Les artistes rechignent généralement à côtoyer le milieu entrepreneurial. Ça ne semble pas être votre cas…
Quand je vois des équipes de prototypers dans les entreprises, je me dis que les metteurs en scène ne sont pas si éloignés que ça de leur univers. J’aime la scénographie, l’ingéniosité, les systèmes à inventer. Vu que c’est présent dans mon travail, je ne vois pas pourquoi on ne pourrait pas faire des choses ensemble, boire des coups, travailler. Pourquoi avoir de la défiance pour l’entreprise ? Il vaut mieux avoir de la défiance pour son propre milieu ! La Digue, c’est un petit lieu. C’est modeste, et en même temps il faut avoir une grande ambition, rebattre les cartes, s’inspirer de ce qui existe ailleurs. Ça soulève tout un tas de questions comme le rapport à la jeunesse ou les relations avec les entreprises. Les entreprises ont parfois du mal à venir vers les artistes parce qu’elles ont l’impression de ne servir qu’à pallier le manque de financements publics. Ici, j’ai envie de leur trouver un intérêt, un intérêt qui nous projette ensemble vers l’avenir. La nouvelle Digue doit être traversée par la vie, et donc par les associations et les entreprises.

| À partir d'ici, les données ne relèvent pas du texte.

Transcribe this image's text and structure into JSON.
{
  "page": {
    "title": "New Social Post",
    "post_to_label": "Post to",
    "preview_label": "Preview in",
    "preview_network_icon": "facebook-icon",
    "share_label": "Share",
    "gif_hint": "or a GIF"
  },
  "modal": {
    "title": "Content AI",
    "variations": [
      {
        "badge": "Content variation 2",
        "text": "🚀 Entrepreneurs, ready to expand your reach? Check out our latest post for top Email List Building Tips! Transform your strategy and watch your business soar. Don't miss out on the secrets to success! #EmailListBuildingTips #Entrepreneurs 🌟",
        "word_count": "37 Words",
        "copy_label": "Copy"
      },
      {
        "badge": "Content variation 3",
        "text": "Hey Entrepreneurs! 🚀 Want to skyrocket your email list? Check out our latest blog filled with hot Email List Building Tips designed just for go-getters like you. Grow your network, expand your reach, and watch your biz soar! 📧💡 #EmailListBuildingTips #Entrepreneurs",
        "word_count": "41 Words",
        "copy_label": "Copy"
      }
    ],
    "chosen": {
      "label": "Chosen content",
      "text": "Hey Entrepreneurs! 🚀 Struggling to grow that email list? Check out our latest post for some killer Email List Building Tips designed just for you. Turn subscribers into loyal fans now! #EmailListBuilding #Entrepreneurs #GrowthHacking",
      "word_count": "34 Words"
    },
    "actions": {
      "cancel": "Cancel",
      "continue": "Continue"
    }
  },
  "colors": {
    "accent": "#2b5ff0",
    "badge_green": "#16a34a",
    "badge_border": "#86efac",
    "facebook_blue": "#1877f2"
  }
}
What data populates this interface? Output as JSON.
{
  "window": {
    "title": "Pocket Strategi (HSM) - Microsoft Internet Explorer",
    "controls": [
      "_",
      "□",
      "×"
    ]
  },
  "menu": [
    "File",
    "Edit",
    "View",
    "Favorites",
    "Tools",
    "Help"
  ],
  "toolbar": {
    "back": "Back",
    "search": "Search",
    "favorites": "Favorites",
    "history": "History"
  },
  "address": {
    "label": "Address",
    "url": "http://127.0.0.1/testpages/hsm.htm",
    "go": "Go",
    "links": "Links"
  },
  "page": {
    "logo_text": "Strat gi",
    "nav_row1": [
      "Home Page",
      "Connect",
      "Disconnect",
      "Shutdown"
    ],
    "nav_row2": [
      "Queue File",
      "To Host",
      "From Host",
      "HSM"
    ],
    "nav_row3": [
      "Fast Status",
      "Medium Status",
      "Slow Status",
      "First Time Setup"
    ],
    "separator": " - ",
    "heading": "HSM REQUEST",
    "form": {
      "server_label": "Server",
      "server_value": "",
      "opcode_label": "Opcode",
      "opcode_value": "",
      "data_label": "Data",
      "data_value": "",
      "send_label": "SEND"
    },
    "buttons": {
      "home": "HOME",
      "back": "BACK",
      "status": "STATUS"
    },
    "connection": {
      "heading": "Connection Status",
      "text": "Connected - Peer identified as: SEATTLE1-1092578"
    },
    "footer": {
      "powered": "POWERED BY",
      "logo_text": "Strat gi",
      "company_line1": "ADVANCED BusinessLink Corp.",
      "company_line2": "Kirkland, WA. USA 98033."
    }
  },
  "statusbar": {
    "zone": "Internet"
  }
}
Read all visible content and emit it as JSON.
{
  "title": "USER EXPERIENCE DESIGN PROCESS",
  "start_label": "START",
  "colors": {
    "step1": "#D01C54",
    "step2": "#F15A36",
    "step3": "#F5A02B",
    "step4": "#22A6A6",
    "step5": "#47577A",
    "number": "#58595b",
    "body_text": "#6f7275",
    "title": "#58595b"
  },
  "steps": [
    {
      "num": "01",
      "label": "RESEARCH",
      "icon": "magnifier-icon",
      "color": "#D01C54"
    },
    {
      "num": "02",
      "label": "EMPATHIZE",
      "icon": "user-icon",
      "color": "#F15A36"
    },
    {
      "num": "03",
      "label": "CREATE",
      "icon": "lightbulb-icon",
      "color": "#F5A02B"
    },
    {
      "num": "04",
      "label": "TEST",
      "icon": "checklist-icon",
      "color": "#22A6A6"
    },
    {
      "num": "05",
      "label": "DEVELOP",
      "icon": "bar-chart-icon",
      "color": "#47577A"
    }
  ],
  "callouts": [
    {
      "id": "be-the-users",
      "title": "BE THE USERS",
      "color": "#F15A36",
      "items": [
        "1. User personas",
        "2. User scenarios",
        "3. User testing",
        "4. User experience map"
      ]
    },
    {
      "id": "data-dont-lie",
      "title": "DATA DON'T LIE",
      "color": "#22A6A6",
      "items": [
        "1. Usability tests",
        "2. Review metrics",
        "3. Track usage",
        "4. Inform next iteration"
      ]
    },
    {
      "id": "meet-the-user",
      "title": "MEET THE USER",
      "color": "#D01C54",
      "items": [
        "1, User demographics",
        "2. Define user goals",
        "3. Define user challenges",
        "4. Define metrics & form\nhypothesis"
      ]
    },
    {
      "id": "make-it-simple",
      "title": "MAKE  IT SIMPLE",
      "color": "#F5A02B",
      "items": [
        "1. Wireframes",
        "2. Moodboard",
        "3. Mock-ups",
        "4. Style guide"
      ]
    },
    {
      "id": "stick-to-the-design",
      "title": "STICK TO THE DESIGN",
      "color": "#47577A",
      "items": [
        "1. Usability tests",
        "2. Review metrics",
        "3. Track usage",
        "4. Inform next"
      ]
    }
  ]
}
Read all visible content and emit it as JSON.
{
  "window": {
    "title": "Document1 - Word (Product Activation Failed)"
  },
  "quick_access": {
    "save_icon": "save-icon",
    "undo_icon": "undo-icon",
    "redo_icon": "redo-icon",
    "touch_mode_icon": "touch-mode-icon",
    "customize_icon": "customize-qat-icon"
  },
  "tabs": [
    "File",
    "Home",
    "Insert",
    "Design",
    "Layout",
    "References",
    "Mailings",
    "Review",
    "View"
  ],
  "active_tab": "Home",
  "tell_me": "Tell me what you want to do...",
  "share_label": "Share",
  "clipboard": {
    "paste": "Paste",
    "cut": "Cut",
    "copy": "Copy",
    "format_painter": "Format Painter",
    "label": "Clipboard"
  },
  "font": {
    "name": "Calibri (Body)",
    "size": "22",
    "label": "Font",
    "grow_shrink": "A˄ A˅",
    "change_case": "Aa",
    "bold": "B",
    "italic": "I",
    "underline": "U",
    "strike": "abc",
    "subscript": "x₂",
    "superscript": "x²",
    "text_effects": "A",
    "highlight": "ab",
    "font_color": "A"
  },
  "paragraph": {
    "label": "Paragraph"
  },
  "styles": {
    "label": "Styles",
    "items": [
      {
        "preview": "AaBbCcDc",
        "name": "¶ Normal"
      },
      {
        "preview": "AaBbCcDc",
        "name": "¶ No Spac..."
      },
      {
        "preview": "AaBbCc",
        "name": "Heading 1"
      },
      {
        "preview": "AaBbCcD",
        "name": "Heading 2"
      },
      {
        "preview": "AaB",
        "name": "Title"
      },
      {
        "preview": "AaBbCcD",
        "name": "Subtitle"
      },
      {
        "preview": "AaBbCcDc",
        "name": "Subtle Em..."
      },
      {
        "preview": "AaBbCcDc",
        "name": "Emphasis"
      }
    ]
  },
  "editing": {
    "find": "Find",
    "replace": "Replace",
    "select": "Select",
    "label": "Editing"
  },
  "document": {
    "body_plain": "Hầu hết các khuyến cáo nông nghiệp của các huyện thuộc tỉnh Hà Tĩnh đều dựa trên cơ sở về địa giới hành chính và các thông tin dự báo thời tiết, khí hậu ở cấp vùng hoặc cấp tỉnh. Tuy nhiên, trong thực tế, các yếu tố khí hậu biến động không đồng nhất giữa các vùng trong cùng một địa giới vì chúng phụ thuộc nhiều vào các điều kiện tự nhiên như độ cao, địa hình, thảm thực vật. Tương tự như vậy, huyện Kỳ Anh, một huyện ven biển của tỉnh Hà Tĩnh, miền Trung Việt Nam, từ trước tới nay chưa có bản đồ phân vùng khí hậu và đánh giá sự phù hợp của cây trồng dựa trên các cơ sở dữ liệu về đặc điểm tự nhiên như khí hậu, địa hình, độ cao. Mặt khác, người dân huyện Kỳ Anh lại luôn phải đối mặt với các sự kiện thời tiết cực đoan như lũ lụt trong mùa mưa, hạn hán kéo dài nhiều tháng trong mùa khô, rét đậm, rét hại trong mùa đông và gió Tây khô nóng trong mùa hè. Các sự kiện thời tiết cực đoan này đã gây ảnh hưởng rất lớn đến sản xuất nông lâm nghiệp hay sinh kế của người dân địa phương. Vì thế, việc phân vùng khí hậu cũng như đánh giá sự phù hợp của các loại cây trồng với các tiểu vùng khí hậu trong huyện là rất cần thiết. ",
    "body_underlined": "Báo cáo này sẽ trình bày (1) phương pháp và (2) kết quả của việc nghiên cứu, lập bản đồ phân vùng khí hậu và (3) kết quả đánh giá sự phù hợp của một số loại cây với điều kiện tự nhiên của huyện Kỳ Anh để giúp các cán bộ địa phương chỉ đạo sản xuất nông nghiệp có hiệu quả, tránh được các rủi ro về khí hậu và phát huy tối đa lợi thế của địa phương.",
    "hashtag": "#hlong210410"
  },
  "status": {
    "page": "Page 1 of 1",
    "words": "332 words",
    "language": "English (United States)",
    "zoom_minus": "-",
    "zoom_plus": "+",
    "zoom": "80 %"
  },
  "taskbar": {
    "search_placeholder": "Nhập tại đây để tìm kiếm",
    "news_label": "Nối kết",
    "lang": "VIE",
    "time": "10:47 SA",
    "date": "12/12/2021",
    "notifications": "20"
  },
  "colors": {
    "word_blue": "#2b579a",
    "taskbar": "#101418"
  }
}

Pourquoi avoir accepté la proposition de la mairie de Toulouse ?
Pour être précis, c’est moi qui ai sollicité la mairie de Toulouse. Il n’existait pas de projet viable pour la Digue. J’en avais un. On s’est mis d’accord pour phaser nos discussions. En commençant par une phase de préfiguration de 18 mois, dans le cadre d’une convention d’occupation entre la mairie et la Compagnie 111. L’idée consiste à habiter le lieu pour le penser. On avait une idée de départ, mais une fois qu’on est sur place, on pense autrement. Pour l’instant, on a un engagement sur la préfiguration. Il va falloir ensuite trouver l’argent. Même si notre état d’esprit est d’entrer dans une démarche d’économies, la volonté politique est indispensable. J’espère convaincre avec un lieu novateur jusque dans son architecture. Un lieu ancré dans son quartier et décloisonné, qui rayonnera nationalement et internationalement.
Quel est le calendrier ?
Nous soumettrons une préfiguration en juillet, qui donnera lieu à des échanges et des discussions à l’automne. En cas d’issue positive, on peut considérer que nous sommes aujourd’hui à trois ans de l’ouverture.
Diriger et animer le théâtre où vous avez créé votre premier spectacle, voilà qui aurait de l’allure…
Un artiste est toujours le produit d’un contexte. Ce contexte est fait de gens, de courants, d’institutions, d’aventures diverses. Il se trouve que je suis issu du contexte toulousain. Et ce que je fais a à voir avec le contexte toulousain. La présence du cirque dans mon travail. La construction (je pense à l’aventure du Royal de Luxe qui a laissé beaucoup de traces ici), et un contexte théâtral spécifique : la Digue, où j’ai créé mon premier spectacle, le théâtre Garonne qui a eu une influence majeure dans ma construction, et le TNT qui m’a suivi, coproduit et encouragé. Je suis issu de ce contexte. C’est à Toulouse que je me suis épanoui et construit. Inventer un lieu, je pourrais le faire ailleurs, mais c’est ici que j’ai envie de le faire.